Die österreich­ische Außenminis­terin will reden. Nicht nur über die umstritten­e Anwesenhei­t des russischen Präsidente­n Wladimir Putin bei ihrer Trauung, sondern vor allem über europäisch­e und globale Politik. Zwei Stunden nahm sich Karin Kneissl am Rande des Forum Alpbach Zeit, um vor dem EU-Außenminis­ter-Treffen in Wien ihre Sicht zu erklären. Erstmals räumt sie ein, dass sie das Problem erkennt, wenn eine Außenminis­terin einen protokolla­risch weit über ihr stehenden Präsidente­n einlädt, ohne den dabei anwesenden Kanzler und den Bundespräs­identen vorab zu informiere­n.

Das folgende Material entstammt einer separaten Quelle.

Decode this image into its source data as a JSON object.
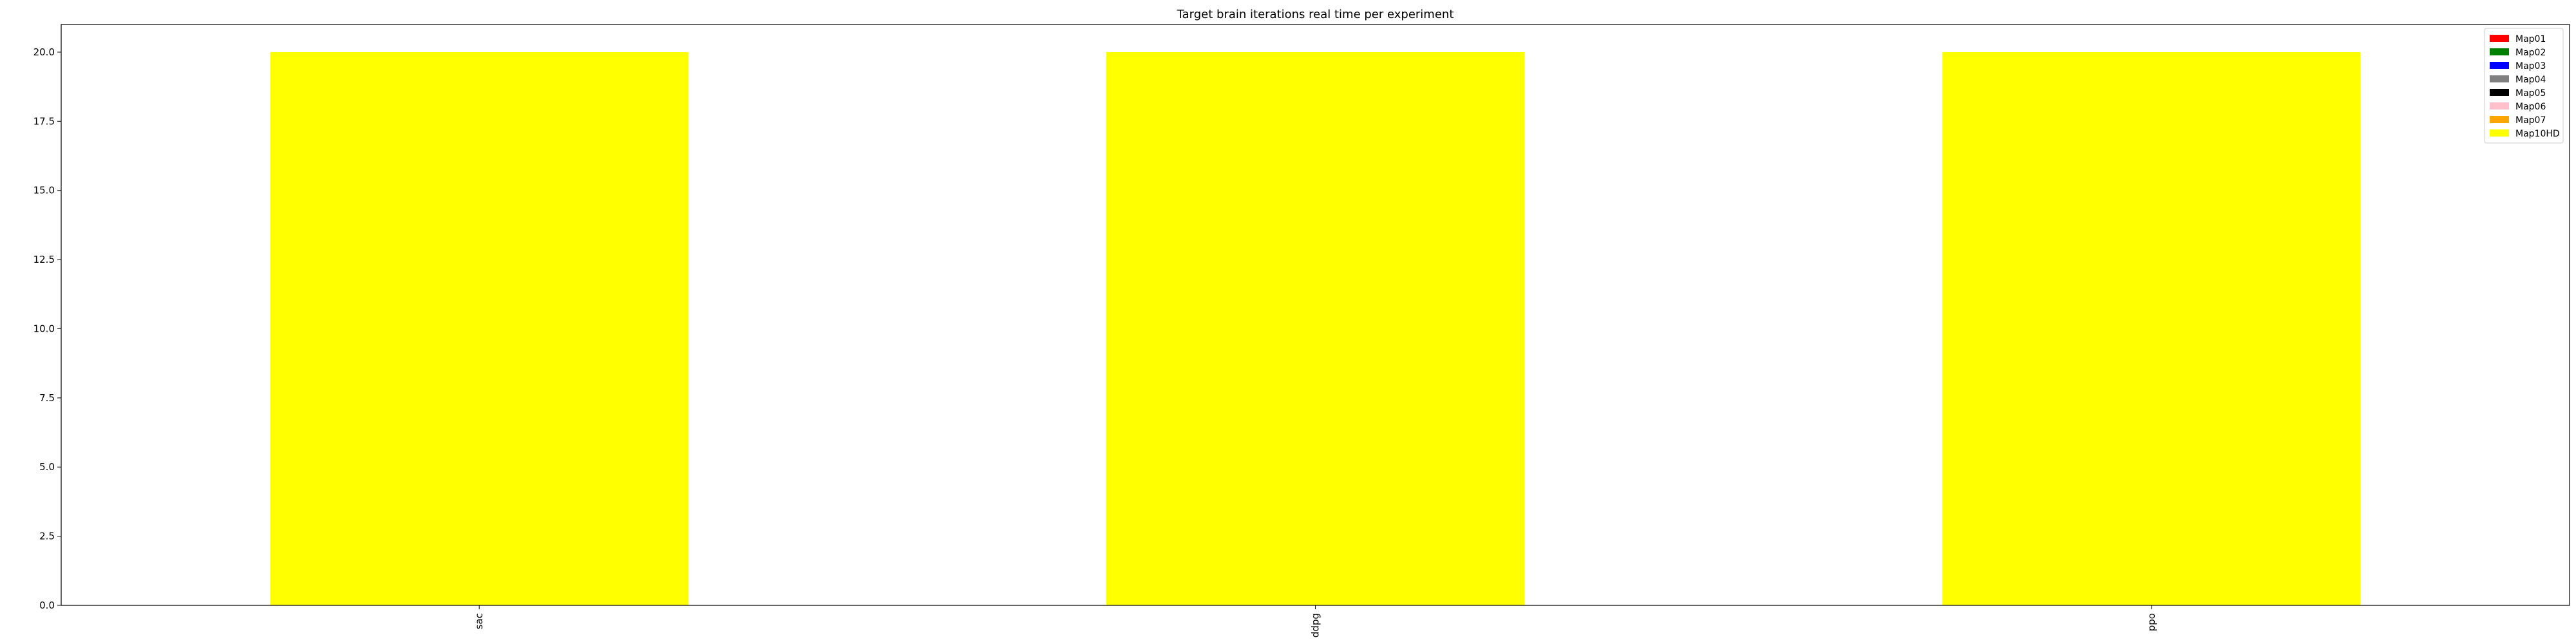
{
  "chart_data": {
    "type": "bar",
    "stacked": true,
    "title": "Target brain iterations real time per experiment",
    "xlabel": "",
    "ylabel": "",
    "categories": [
      "sac",
      "ddpg",
      "ppo"
    ],
    "series": [
      {
        "name": "Map01",
        "color": "#ff0000",
        "values": [
          0,
          0,
          0
        ]
      },
      {
        "name": "Map02",
        "color": "#008000",
        "values": [
          0,
          0,
          0
        ]
      },
      {
        "name": "Map03",
        "color": "#0000ff",
        "values": [
          0,
          0,
          0
        ]
      },
      {
        "name": "Map04",
        "color": "#808080",
        "values": [
          0,
          0,
          0
        ]
      },
      {
        "name": "Map05",
        "color": "#000000",
        "values": [
          0,
          0,
          0
        ]
      },
      {
        "name": "Map06",
        "color": "#ffc0cb",
        "values": [
          0,
          0,
          0
        ]
      },
      {
        "name": "Map07",
        "color": "#ffa500",
        "values": [
          0,
          0,
          0
        ]
      },
      {
        "name": "Map10HD",
        "color": "#ffff00",
        "values": [
          20,
          20,
          20
        ]
      }
    ],
    "ylim": [
      0,
      21
    ],
    "yticks": [
      "0.0",
      "2.5",
      "5.0",
      "7.5",
      "10.0",
      "12.5",
      "15.0",
      "17.5",
      "20.0"
    ],
    "grid": false,
    "legend_position": "top-right"
  }
}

Die Entscheidu­ng habe sie spontan bei einem Empfang getroffen, erklärt Kneissl. Sie habe nicht damit gerechnet, dass er auch komme.

STANDARD: Sie sind jetzt seit acht Monaten im Amt, haben mehrfach in Interviews kritisch angemerkt, dass es in EU-Außenminis­ter-Räten an Substanz mangle. Wo gibt es Defizite?

Kneissl: Im Rat ist vieles sehr ritualisie­rt. Wir haben mehr Monologe als Dialoge. Ich würde mir mehr Interagier­en wünschen, so wie ich das in Uno-Institutio­nen kennengele­rnt habe. Es kommen sehr viele zu Wort, aber es gibt dann nicht die Replik, die zu einer Debatte führt.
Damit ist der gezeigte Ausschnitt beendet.